Dans ce sens nous invitons toutes les personnes trans à se syndiquer, à rejoindre des organisations politiques révolutionnaires. En plus de cela nous avons pu amorcer un travail auprès de certains syndicats, unions départementales et régionales afin de pouvoir les armer face à la transphobie dans le monde du travail. Ce travail a particulièrement porté ses fruits avec des syndicats de la santé. On a tout intérêt à un rapprochement entre le mouvement syndical et le mouvement trans, à ouvrir des lieux de discussions, de formation.
L’anticapitalisme est nécessaire aux luttes trans, l’autosupport est essentiel mais il s’agi d’un soin palliatif et il faut lutter aux racines du système capitaliste, patriarcal, impérialiste et raciste. Mais l’inverse est également vrai : la lutte politique ne se suffit pas.
D’après ce que tu dis on peut comprendre que l’OST a une perspective révolutionnaire, est-ce le cas ?
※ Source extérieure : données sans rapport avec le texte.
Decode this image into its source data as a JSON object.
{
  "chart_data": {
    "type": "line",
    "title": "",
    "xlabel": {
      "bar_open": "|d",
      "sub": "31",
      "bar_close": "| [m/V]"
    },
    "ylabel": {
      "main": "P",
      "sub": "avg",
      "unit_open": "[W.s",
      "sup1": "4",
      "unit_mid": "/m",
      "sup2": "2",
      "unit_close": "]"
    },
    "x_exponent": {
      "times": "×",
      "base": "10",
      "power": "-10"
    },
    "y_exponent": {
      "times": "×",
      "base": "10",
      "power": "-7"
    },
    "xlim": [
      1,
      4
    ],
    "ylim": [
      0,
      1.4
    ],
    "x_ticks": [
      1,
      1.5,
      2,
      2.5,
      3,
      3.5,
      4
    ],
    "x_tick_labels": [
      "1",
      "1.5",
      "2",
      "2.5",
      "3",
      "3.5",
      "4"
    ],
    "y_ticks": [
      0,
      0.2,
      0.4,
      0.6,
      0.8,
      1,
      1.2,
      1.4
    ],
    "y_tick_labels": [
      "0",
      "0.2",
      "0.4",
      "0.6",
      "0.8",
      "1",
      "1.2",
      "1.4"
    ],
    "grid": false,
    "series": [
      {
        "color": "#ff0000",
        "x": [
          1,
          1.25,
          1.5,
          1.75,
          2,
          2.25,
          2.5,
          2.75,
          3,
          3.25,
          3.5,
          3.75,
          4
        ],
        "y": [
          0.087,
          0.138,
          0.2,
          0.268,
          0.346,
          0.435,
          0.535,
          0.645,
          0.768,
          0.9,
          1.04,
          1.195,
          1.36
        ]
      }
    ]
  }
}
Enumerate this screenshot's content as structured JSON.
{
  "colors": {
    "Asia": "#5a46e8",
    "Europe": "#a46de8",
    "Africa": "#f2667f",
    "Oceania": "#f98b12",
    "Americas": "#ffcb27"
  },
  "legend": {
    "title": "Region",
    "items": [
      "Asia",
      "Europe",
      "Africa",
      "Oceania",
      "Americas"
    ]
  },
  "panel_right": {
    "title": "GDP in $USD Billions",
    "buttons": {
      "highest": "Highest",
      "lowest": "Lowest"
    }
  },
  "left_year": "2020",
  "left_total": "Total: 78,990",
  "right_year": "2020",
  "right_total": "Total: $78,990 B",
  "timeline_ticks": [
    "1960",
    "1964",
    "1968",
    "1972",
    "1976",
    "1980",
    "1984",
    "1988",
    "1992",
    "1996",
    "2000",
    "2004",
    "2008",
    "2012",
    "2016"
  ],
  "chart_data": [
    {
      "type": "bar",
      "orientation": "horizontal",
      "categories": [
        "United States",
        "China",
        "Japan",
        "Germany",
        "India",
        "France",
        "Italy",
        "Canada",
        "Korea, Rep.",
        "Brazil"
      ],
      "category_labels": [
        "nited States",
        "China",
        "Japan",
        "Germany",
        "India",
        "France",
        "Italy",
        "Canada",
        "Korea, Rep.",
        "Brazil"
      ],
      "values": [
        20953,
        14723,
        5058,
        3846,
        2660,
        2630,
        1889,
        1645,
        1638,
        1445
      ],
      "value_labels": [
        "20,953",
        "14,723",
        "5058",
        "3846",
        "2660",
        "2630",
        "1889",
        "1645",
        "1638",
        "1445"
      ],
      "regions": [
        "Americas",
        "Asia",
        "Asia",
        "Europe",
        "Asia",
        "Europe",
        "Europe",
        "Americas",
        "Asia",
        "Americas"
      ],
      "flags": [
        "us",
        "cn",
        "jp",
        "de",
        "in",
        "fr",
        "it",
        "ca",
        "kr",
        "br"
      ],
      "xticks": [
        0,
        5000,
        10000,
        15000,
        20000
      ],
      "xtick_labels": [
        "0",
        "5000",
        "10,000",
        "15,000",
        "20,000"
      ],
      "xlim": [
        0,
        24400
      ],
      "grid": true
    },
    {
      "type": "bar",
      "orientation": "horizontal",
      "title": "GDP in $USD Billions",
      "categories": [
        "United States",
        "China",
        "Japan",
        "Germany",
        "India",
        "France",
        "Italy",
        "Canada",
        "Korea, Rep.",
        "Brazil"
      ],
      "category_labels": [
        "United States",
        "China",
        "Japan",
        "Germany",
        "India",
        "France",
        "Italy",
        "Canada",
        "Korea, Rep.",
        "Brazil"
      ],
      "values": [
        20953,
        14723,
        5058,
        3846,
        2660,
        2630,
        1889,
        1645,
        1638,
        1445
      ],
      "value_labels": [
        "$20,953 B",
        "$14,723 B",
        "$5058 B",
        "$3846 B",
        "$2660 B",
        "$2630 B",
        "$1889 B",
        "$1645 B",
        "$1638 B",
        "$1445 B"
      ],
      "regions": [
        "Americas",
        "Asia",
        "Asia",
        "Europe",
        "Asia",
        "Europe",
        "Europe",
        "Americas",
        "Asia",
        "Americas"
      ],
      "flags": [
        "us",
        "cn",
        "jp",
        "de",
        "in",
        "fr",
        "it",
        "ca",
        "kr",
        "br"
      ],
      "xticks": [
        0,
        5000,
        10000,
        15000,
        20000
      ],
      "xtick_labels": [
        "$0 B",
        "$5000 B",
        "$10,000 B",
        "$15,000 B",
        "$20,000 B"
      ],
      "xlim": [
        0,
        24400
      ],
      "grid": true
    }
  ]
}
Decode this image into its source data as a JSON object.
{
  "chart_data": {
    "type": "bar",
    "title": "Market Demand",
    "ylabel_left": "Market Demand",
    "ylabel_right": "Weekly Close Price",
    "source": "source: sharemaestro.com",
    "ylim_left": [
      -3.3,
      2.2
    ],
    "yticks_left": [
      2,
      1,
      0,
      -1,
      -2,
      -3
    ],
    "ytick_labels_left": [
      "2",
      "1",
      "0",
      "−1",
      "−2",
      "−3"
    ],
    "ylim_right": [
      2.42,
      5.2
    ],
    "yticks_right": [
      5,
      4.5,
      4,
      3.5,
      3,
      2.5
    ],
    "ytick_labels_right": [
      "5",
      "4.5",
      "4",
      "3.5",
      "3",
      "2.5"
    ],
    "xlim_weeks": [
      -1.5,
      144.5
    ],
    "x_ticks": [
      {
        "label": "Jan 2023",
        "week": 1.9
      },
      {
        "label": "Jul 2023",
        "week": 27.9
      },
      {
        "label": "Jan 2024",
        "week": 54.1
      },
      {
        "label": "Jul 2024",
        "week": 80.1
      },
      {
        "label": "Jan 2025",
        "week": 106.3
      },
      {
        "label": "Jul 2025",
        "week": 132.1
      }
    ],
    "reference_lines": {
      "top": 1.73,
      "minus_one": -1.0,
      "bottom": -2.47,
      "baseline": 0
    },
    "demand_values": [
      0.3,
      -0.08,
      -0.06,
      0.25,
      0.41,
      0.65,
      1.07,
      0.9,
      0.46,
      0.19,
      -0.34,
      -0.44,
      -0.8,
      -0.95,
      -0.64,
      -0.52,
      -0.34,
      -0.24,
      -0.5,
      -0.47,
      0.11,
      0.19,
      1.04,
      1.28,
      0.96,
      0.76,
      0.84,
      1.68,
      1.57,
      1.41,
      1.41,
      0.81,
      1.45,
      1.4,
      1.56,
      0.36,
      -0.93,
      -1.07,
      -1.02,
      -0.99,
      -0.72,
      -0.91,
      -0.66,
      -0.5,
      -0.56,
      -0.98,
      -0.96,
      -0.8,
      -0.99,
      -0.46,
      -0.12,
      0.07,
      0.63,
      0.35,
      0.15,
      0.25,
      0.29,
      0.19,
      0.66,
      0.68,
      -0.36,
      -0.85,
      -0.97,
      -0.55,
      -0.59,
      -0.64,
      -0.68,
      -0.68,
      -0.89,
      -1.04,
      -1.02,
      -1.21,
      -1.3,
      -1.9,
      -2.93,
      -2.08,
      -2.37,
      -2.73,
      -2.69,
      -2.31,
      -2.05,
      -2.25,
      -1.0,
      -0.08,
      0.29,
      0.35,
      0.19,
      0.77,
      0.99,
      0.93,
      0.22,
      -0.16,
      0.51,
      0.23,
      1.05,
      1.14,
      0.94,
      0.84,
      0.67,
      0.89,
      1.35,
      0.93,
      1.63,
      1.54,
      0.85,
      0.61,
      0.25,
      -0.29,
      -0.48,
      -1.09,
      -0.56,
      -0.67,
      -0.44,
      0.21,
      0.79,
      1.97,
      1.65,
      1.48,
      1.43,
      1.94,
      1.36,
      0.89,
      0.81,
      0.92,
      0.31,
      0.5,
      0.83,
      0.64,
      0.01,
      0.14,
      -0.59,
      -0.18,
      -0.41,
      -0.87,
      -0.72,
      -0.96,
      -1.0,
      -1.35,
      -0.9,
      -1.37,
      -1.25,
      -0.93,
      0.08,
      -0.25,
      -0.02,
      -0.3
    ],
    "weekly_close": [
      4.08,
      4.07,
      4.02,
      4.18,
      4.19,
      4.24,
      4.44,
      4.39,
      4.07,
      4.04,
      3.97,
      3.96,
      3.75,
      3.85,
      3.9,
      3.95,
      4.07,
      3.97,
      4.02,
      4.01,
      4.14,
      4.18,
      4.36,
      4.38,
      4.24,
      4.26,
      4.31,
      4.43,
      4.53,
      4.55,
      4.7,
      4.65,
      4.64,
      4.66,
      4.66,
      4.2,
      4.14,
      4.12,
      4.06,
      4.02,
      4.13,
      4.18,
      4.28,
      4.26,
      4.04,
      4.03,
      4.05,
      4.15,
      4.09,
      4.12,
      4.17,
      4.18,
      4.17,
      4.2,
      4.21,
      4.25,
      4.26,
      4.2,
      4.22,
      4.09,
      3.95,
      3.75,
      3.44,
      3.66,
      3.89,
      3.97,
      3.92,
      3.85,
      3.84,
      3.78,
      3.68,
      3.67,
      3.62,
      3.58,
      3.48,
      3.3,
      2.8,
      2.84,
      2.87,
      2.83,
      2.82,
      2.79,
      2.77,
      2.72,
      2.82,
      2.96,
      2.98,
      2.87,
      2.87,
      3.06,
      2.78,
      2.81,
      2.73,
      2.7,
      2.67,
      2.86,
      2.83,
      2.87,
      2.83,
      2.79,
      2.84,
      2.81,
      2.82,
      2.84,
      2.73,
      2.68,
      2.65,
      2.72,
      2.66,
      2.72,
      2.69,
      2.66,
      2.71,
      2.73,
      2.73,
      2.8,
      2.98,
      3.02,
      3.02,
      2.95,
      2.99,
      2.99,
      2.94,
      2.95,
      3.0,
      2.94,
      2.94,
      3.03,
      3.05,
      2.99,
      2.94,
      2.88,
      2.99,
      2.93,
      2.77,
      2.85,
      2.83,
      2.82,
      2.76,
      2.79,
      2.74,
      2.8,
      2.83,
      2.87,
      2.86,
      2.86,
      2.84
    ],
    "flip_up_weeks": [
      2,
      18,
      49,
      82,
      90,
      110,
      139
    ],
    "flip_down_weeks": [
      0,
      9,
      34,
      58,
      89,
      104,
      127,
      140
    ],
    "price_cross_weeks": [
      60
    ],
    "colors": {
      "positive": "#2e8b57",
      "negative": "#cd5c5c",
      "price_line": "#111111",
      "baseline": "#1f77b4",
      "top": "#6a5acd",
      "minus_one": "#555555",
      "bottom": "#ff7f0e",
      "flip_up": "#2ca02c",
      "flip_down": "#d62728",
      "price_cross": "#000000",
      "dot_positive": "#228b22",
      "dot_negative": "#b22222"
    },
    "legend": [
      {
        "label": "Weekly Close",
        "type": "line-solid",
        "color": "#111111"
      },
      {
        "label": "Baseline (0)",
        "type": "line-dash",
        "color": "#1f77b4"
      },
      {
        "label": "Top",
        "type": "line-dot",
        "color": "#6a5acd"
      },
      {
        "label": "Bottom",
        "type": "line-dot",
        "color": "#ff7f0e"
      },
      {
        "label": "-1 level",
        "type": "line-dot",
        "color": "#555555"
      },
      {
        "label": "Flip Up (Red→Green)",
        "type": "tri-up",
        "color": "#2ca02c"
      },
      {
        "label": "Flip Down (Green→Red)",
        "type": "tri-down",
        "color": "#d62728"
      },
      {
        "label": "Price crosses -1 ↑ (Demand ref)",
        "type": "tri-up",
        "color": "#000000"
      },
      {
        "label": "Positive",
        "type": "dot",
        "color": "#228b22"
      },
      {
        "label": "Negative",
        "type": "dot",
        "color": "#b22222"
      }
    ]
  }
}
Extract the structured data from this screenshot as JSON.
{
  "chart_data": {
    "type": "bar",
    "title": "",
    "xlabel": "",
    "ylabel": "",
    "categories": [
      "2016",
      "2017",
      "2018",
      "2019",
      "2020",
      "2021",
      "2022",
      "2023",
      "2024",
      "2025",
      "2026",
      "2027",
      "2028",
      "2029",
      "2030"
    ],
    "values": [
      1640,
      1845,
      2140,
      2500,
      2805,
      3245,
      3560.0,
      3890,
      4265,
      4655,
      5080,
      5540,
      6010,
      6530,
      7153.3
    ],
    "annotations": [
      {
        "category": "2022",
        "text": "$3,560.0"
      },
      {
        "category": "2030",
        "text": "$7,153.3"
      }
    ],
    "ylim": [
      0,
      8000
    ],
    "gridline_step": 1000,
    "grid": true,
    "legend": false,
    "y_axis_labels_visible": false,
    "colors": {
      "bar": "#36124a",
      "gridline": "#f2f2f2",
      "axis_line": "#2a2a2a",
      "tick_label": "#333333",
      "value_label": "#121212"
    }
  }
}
L’OST est une organisation de masse, elle vise à regrouper toutes les personnes trans quels que soient leurs courants idéologiques. Cela ne nous empêche pas d’avoir des lignes politiques révolutionnaires, marxistes, anti-impérialistes, féministes radicales. On recrute largement sur la base de l’entraide et on se forme pour avoir des perspectives politiques pour et par les personnes trans.
Et en effet nous sommes critiques des politiques bourgeoises et réformistes qui ont été portées quant aux personnes trans. Les promesses ne sont pas tenues et quand il y a des législations pro-trans les associations ne sont pas consultées et leurs préconisations sont ignorées. Même si certains conseils comme celui à la santé sont intéressants à occuper, la représentation dans les lieux de pouvoir de la démocratie bourgeoise n’est pas un objectif.
Quelles sont vos activités de terrain ?
Les sections de l’OST tiennent des permanences pour accueillir les personnes trans, et pour les accompagner mais aussi créer du lien entre ces dernières car elles sont souvent isolées. Les sections s’investissent également dans les luttes sociales et participent à les construire. Pendant la réforme des retraites nous étions présent·es à Tours en tant qu’OST, et aujourd’hui nous sommes de toutes les manifestations en soutien au peuple palestinien.
Une fois que ce travail est fait, nous cherchons à construire des luttes trans locales. Par exemple, vers Lille, nous œuvrons à créer un front antifasciste large (y compris avec l’UCL) pour réagir face à l’extrême droite qui diffuse des tracts anti-trans.
Il y a une date pour réagir à l’offensive transphobe massive qui est en cours, c’est le 12 octobre 2024 où nous invitons à une présence politique et syndicale forte à la marche de l’ExisTransInter pour imposer un rapport de force contre la montée du front médiatique et institutionnel anti-trans en France.